Articles
The $100 million magma drilling project, dubbed Krafla Magma Testbed (KMT), will be the only place on Earth where we can actually have access to and study magma in situ.
So far, 38 research institutes and companies from 11 countries have signed up to the project – including Britain, Canada, Denmark, France, Germany, Iceland, Italy, New Zealand, Russia, South Korea and the US. The research could give us insights on how to better protect the 800 million people living near live volcanoes, and could also help to improve and scale up the use of geothermal energy.

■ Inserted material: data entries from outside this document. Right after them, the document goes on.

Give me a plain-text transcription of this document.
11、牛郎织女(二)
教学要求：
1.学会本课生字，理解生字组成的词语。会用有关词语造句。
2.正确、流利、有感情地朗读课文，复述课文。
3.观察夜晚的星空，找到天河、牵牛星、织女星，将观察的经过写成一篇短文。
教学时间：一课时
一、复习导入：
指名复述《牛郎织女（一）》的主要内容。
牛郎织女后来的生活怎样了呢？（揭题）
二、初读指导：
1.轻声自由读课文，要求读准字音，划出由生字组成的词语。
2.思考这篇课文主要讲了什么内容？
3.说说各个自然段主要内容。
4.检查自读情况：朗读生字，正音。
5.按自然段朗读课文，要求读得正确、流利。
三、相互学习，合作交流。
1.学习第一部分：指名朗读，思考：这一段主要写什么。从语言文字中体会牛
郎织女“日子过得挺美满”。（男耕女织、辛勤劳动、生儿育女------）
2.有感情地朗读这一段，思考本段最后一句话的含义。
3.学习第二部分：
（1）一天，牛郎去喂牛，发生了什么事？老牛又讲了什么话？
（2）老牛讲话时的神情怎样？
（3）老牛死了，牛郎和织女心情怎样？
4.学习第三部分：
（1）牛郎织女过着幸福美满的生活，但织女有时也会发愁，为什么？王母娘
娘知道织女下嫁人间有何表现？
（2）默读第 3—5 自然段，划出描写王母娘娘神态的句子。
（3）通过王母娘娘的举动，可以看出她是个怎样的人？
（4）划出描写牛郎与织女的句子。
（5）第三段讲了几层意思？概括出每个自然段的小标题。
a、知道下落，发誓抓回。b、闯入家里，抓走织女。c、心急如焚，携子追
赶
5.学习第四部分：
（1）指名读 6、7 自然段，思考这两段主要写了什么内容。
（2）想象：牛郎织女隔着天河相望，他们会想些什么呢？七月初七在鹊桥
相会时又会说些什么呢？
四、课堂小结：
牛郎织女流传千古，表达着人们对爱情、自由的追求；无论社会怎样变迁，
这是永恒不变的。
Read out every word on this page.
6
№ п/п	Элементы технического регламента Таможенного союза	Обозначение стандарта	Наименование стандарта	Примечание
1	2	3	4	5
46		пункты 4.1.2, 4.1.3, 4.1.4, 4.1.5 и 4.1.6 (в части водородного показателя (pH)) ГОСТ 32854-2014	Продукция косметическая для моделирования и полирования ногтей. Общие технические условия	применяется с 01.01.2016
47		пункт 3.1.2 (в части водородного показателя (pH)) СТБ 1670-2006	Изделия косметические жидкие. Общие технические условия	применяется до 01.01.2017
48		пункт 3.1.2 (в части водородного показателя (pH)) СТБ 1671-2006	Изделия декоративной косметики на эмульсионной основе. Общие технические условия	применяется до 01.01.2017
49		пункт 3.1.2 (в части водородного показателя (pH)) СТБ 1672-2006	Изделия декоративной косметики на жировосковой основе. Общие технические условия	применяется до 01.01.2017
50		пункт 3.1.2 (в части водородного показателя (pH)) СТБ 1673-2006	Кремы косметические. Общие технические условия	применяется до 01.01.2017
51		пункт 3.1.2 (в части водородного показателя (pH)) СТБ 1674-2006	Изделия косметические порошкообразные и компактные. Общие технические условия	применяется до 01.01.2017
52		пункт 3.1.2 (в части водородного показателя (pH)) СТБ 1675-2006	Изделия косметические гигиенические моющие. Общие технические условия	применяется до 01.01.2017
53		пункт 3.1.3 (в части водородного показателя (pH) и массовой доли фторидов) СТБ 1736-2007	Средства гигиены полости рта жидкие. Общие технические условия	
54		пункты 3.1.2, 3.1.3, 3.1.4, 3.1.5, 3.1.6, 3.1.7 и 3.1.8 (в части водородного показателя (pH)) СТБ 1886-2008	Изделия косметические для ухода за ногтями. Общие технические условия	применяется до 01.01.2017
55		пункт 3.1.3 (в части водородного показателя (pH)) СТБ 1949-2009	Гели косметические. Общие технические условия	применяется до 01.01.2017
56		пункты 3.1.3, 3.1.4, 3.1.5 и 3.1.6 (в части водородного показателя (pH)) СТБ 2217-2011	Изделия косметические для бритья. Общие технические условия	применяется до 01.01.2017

Geothermal energy derives from the heat of magma within the Earth, ranging from 700°C to 1,300°C, and is used to heat cold water and produce electricity. Hot underground streams are typically found at shallow depths, but there are also sources of extremely hot water and rocks miles under the Earth’s surface. Iceland is one of the leading users of geothermal energy – thanks to its large volcanic resources, several geothermal power plants meet the heating and hot water requirements of 87% of the nation’s housing.
The KMT organisers are still raising the funds for the project to go ahead. But if all goes according to plan, in 2020 a geothermal drilling rig will bore a 2.1km-deep hole directly into a magma chamber below the Krafla volcano. This magma chamber was discovered by chance when Iceland’s energy company Landsvirkjun was carrying out a deep drilling project in 2009.
What we’ll find will provide us with information that we have never been able to access before – just as the Hubble telescope has done in space. It will be ground-breaking to be able to monitor the magma body itself and understand more about the environment down there.
Here’s what we are hoping to get out of it:
• To better understand the science of the Earth’s crust and to allow researchers to calibrate the measurements they have been taking for years on the surface with what is actually occurring. Until now this has generally been based on theory and speculation.
• A better grasp on how we can predict what is happening below the Earth’s surface and reduce the risk of living close to volcanoes.
• To understand more about how to recover geothermal energy from magma, or as close to the magma as we can get. There is a lot of research going on in this area.
For example, a research project the Icelink, is looking at how to transport geothermal energy from Iceland to the UK via a 1,000km cable.
The KMT project will certainly help answer questions around the geophysics involved in using the geothermal field closer to the heat source itself. If we can reach the heat source, we will increase the efficiency of the energy output and we may even export geothermal energy to other countries.
During the first drilling phase, the scientists will take a core sample of the rock and magma itself – and this alone will give us a huge amount of new data. Costs for this first phase are estimated at around $30 million and we’ve already requested a mining licence.
The plan is to establish a permanent research facility at the site, with more boreholes, which would cost $100 billion. The facility would be open to the international science community for a 30-year-programme of research, including repeated sampling of the magma. Scientists could send down instruments to measure temperature and stress pressure in the crust and rock, as well as use fibre cables to measure microseismicity (very faint tremors). This data could be compared to information available from the seismic network and imaging from satellites.